Egyptian Antiquities Museum and Tahrir Square

Thursday, October 18, 2012


We left the hotel early – at 7:00 a.m. – to take the bus to the train station. The express train from Alexandria to Cairo felt very much like a third world train. The seats had clean antimacassars on them, but not much else on the train was very clean – especially not the bathrooms. We rode through the green, well-fertilized delta and arrived in Cairo in about two hours. Heba, our guide, told us to stay on the train after everyone disembarked until our luggage was unloaded. A railroad official came about and said “Train finito,” in an interesting two-word mix of English and Italian. He and Heba got into an argument about whether we could stay on the train until the luggage was unloaded. By the time the argument ended with the railroad official conceding defeat, the luggage was unloaded and we got off the train.
We rode to the Egyptian Antiquities Museum. Cameras are not allowed inside the museum, so all of my photographs are taken from outside. The museum building is 111 years old, and it not air conditioned, except for two small rooms that contain mummies and the room that contains King Tut’s treasures. Despite the heat and humidity, the museum did not disappoint us. Among other things, we saw the mummies of Rameses II and other notable Pharaohs.
The museum has many amazing artifacts, including the oldest papyrus document, on which many colors are still visible. The highlight is the Tutankhamen exhibit, including the mask of Tutankhamen. King Tut’s mummy was inside a wooden coffin, which was inside a stone sarcophagus, which was inside four gilded wooden boxes, each larger than the other. The amount of gold jewelry that was interred with him is astonishing, and each piece astonishingly beautiful. I could see why the known tombs of Egyptian pharaohs were robbed by succeeding generations of pharaohs to recycle the immense wealth that was buried with each of them.

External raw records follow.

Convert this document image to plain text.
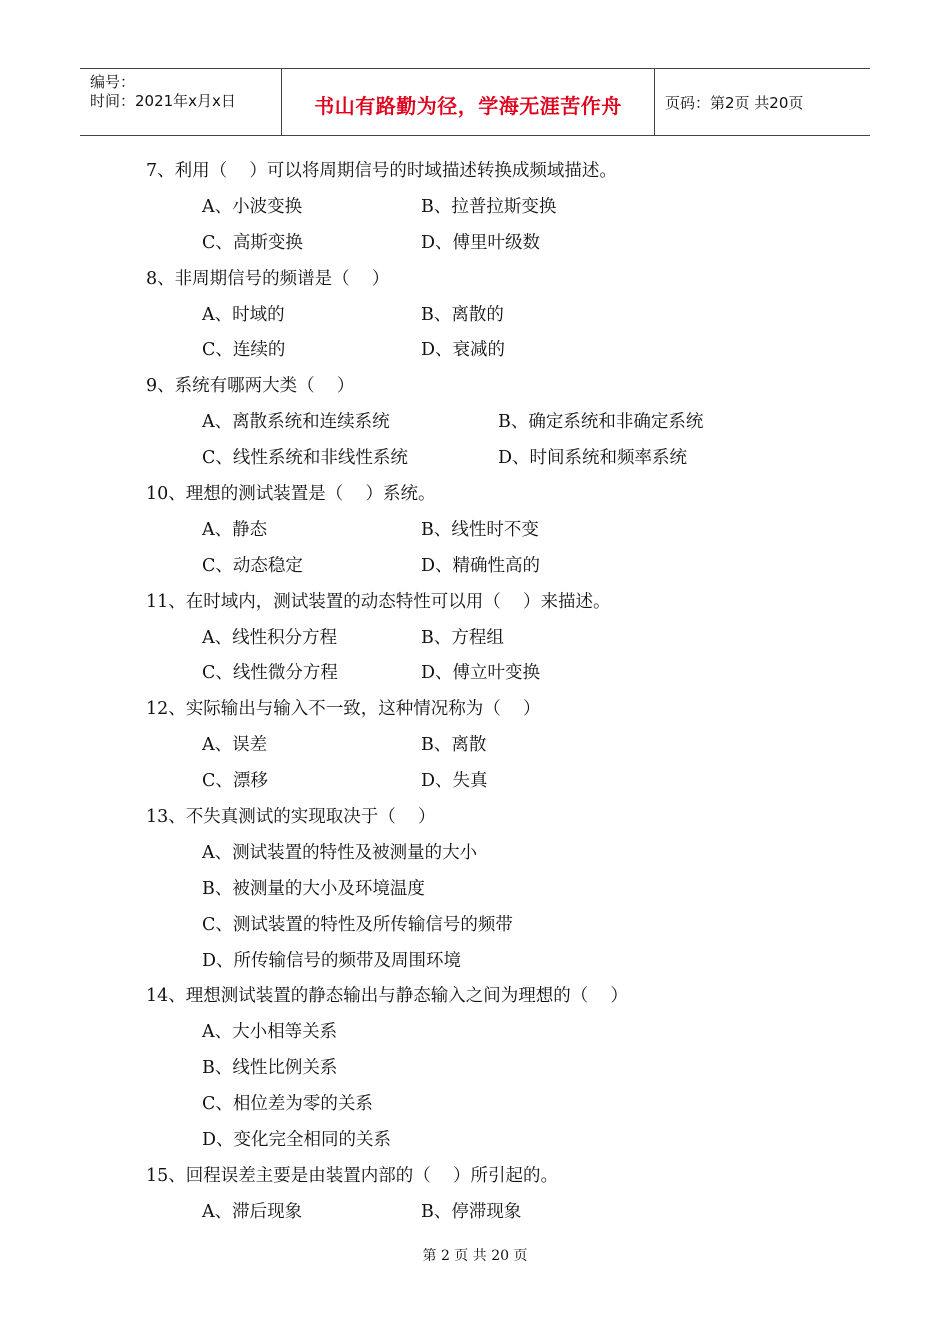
编号：
时间：2021年x月x日	书山有路勤为径，学海无涯苦作舟	页码：第2页 共20页
7、利用（    ）可以将周期信号的时域描述转换成频域描述。
A、小波变换	B、拉普拉斯变换
C、高斯变换	D、傅里叶级数
8、非周期信号的频谱是（    ）
A、时域的	B、离散的
C、连续的	D、衰减的
9、系统有哪两大类（    ）
A、离散系统和连续系统	B、确定系统和非确定系统
C、线性系统和非线性系统	D、时间系统和频率系统
10、理想的测试装置是（    ）系统。
A、静态	B、线性时不变
C、动态稳定	D、精确性高的
11、在时域内，测试装置的动态特性可以用（    ）来描述。
A、线性积分方程	B、方程组
C、线性微分方程	D、傅立叶变换
12、实际输出与输入不一致，这种情况称为（    ）
A、误差	B、离散
C、漂移	D、失真
13、不失真测试的实现取决于（    ）
A、测试装置的特性及被测量的大小
B、被测量的大小及环境温度
C、测试装置的特性及所传输信号的频带
D、所传输信号的频带及周围环境
14、理想测试装置的静态输出与静态输入之间为理想的（    ）
A、大小相等关系
B、线性比例关系
C、相位差为零的关系
D、变化完全相同的关系
15、回程误差主要是由装置内部的（    ）所引起的。
A、滞后现象	B、停滞现象
第 2 页 共 20 页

Abby and I ended our trip to the museum with the Narner Palette, the oldest artifact of Egyptian history, from about 2950 B.C. It commemorates the victory of king Narner over his enemies to unify upper and lower Egypt for the first time.

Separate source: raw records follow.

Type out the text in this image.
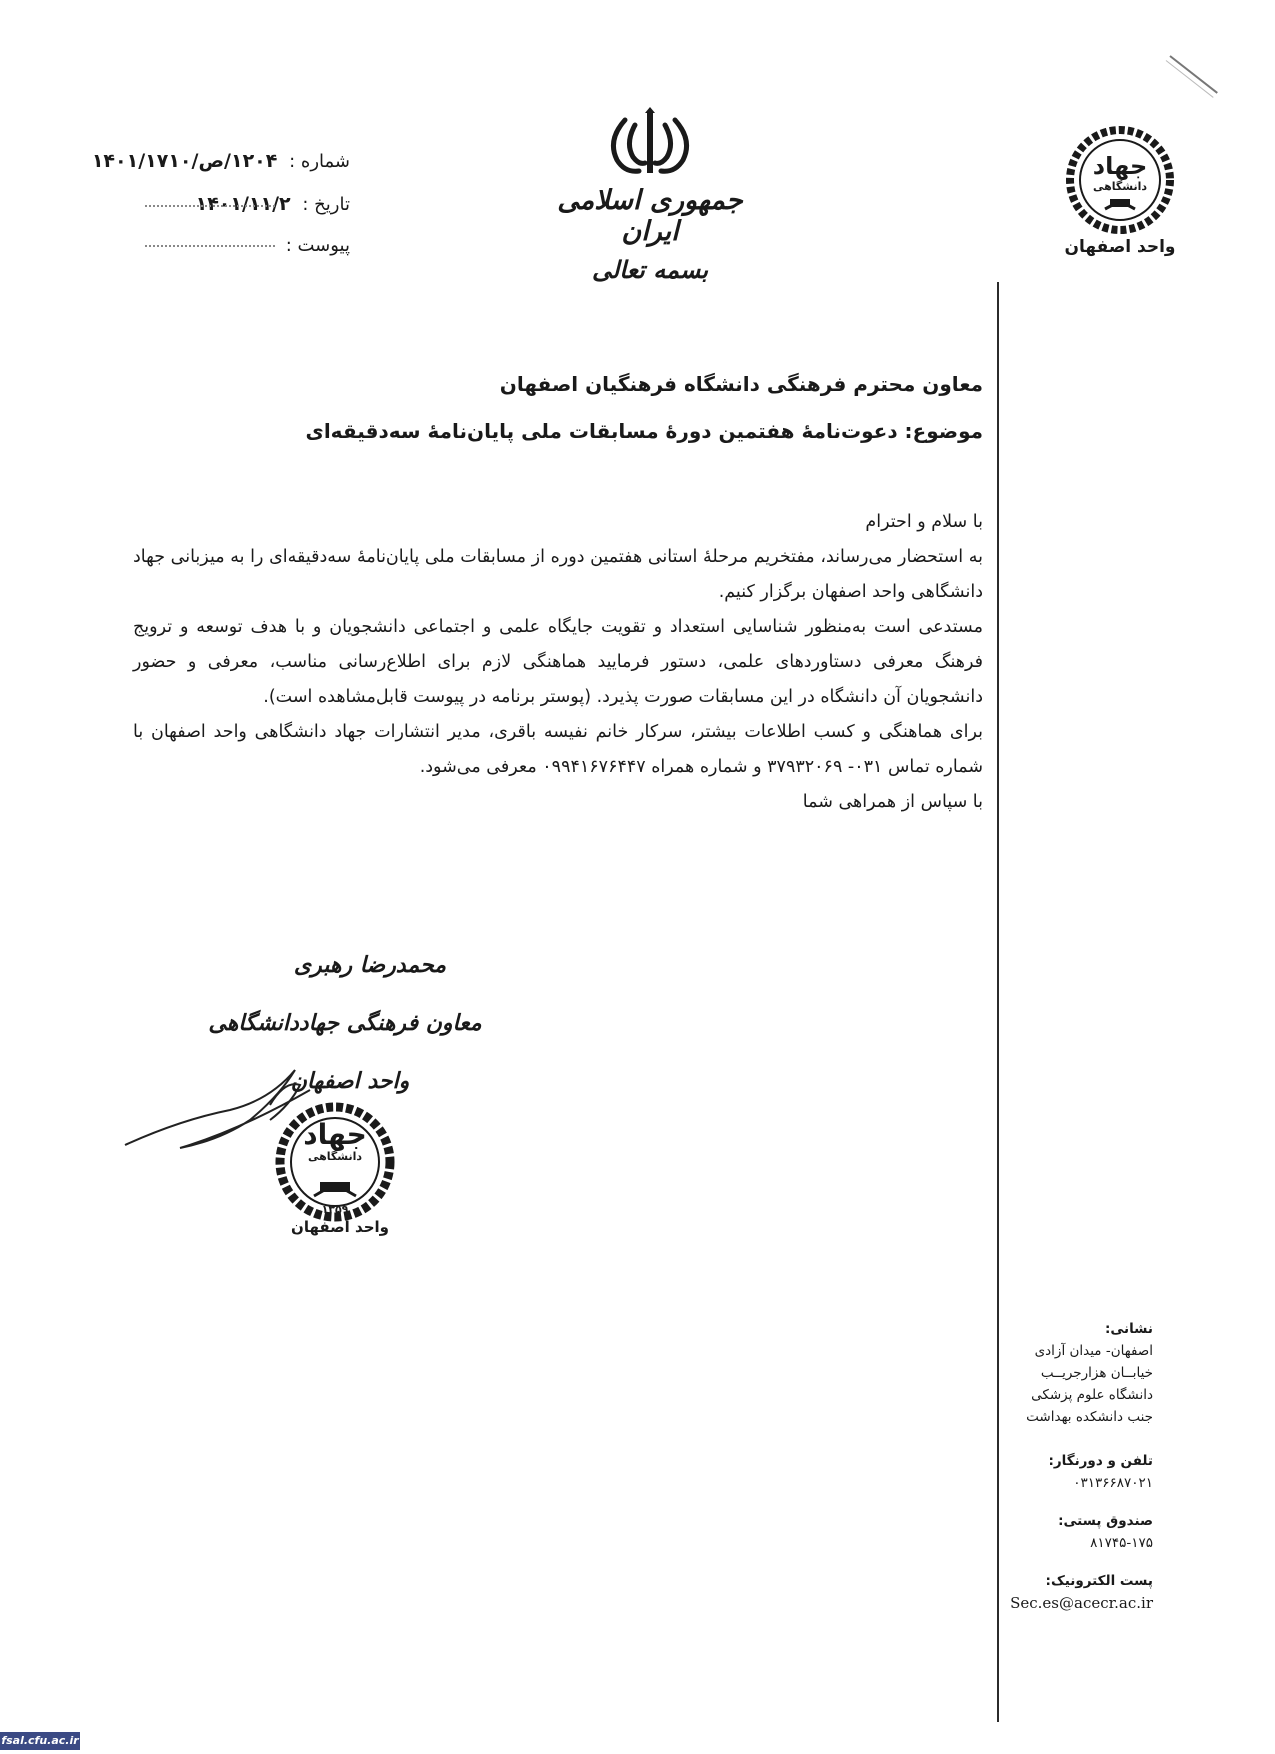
جمهوری اسلامی ایران
بسمه تعالی
شماره : ۱۲۰۴/ص/۱۴۰۱/۱۷۱۰
تاریخ : ۱۴۰۱/۱۱/۲
پیوست :
جهاد
دانشگاهی
واحد اصفهان
معاون محترم فرهنگی دانشگاه فرهنگیان اصفهان
موضوع: دعوت‌نامهٔ هفتمین دورهٔ مسابقات ملی پایان‌نامهٔ سه‌دقیقه‌ای

با سلام و احترام

به استحضار می‌رساند، مفتخریم مرحلهٔ استانی هفتمین دوره از مسابقات ملی پایان‌نامهٔ سه‌دقیقه‌ای را به میزبانی جهاد دانشگاهی واحد اصفهان برگزار کنیم.

مستدعی است به‌منظور شناسایی استعداد و تقویت جایگاه علمی و اجتماعی دانشجویان و با هدف توسعه و ترویج فرهنگ معرفی دستاوردهای علمی، دستور فرمایید هماهنگی لازم برای اطلاع‌رسانی مناسب، معرفی و حضور دانشجویان آن دانشگاه در این مسابقات صورت پذیرد. (پوستر برنامه در پیوست قابل‌مشاهده است).

برای هماهنگی و کسب اطلاعات بیشتر، سرکار خانم نفیسه باقری، مدیر انتشارات جهاد دانشگاهی واحد اصفهان با شماره تماس ۰۳۱- ۳۷۹۳۲۰۶۹ و شماره همراه ۰۹۹۴۱۶۷۶۴۴۷ معرفی می‌شود.

با سپاس از همراهی شما

محمدرضا رهبری
معاون فرهنگی جهاددانشگاهی
واحد اصفهان
جهاد
دانشگاهی
۱۳۵۹
واحد اصفهان
نشانی:
اصفهان- میدان آزادی
خیابــان هزارجریــب
دانشگاه علوم پزشکی
جنب دانشکده بهداشت
تلفن و دورنگار:
۰۳۱۳۶۶۸۷۰۲۱
صندوق پستی:
۸۱۷۴۵-۱۷۵
پست الکترونیک:
Sec.es@acecr.ac.ir
fsal.cfu.ac.ir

Outside the hotel were the burned-out remains of the office building that housed former President Mubarak’s National Democratic Party. The party headquarters, just a block from Tahrir Square, was burned during last year’s revolution. There is no sign of any repair or reconstruction to that building.

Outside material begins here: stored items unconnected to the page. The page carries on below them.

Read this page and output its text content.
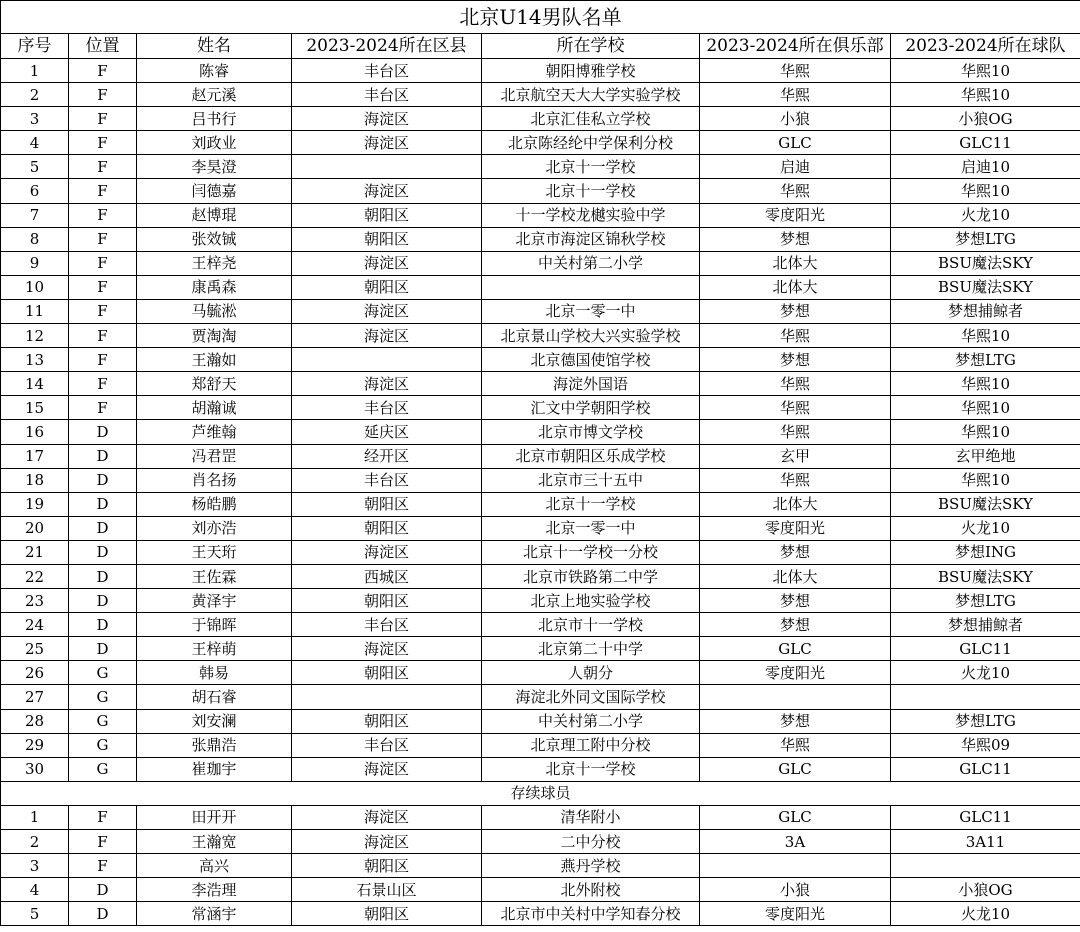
北京U14男队名单						
序号	位置	姓名	2023-2024所在区县	所在学校	2023-2024所在俱乐部	2023-2024所在球队
1	F	陈睿	丰台区	朝阳博雅学校	华熙	华熙10
2	F	赵元溪	丰台区	北京航空天大大学实验学校	华熙	华熙10
3	F	吕书行	海淀区	北京汇佳私立学校	小狼	小狼OG
4	F	刘政业	海淀区	北京陈经纶中学保利分校	GLC	GLC11
5	F	李昊澄		北京十一学校	启迪	启迪10
6	F	闫德嘉	海淀区	北京十一学校	华熙	华熙10
7	F	赵博琨	朝阳区	十一学校龙樾实验中学	零度阳光	火龙10
8	F	张效铖	朝阳区	北京市海淀区锦秋学校	梦想	梦想LTG
9	F	王梓尧	海淀区	中关村第二小学	北体大	BSU魔法SKY
10	F	康禹森	朝阳区		北体大	BSU魔法SKY
11	F	马毓淞	海淀区	北京一零一中	梦想	梦想捕鲸者
12	F	贾淘淘	海淀区	北京景山学校大兴实验学校	华熙	华熙10
13	F	王瀚如		北京德国使馆学校	梦想	梦想LTG
14	F	郑舒天	海淀区	海淀外国语	华熙	华熙10
15	F	胡瀚诚	丰台区	汇文中学朝阳学校	华熙	华熙10
16	D	芦维翰	延庆区	北京市博文学校	华熙	华熙10
17	D	冯君罡	经开区	北京市朝阳区乐成学校	玄甲	玄甲绝地
18	D	肖名扬	丰台区	北京市三十五中	华熙	华熙10
19	D	杨皓鹏	朝阳区	北京十一学校	北体大	BSU魔法SKY
20	D	刘亦浩	朝阳区	北京一零一中	零度阳光	火龙10
21	D	王天珩	海淀区	北京十一学校一分校	梦想	梦想ING
22	D	王佐霖	西城区	北京市铁路第二中学	北体大	BSU魔法SKY
23	D	黄泽宇	朝阳区	北京上地实验学校	梦想	梦想LTG
24	D	于锦晖	丰台区	北京市十一学校	梦想	梦想捕鲸者
25	D	王梓萌	海淀区	北京第二十中学	GLC	GLC11
26	G	韩易	朝阳区	人朝分	零度阳光	火龙10
27	G	胡石睿		海淀北外同文国际学校		
28	G	刘安澜	朝阳区	中关村第二小学	梦想	梦想LTG
29	G	张鼎浩	丰台区	北京理工附中分校	华熙	华熙09
30	G	崔珈宇	海淀区	北京十一学校	GLC	GLC11
存续球员						
1	F	田开开	海淀区	清华附小	GLC	GLC11
2	F	王瀚宽	海淀区	二中分校	3A	3A11
3	F	高兴	朝阳区	燕丹学校		
4	D	李浩理	石景山区	北外附校	小狼	小狼OG
5	D	常涵宇	朝阳区	北京市中关村中学知春分校	零度阳光	火龙10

We drove through Tahrir Square – a traffic circle with a small park in the middle – on our way to the Sofitel El Gezirah Hotel. Our room overlooks the Nile River, where sailboats with lateen sails share the water with garishly lit party boats that blare Egyptian dance music into the night. Dinner that evening was mixed grill in a hotel restaurant. Our party of nine Americans has become rather tired of the mixed grill of beef sausage, lamb and chicken, and has started making wise cracks about it, so much so that Heba, our guide, would go out of her way to provide an alternative at future meals.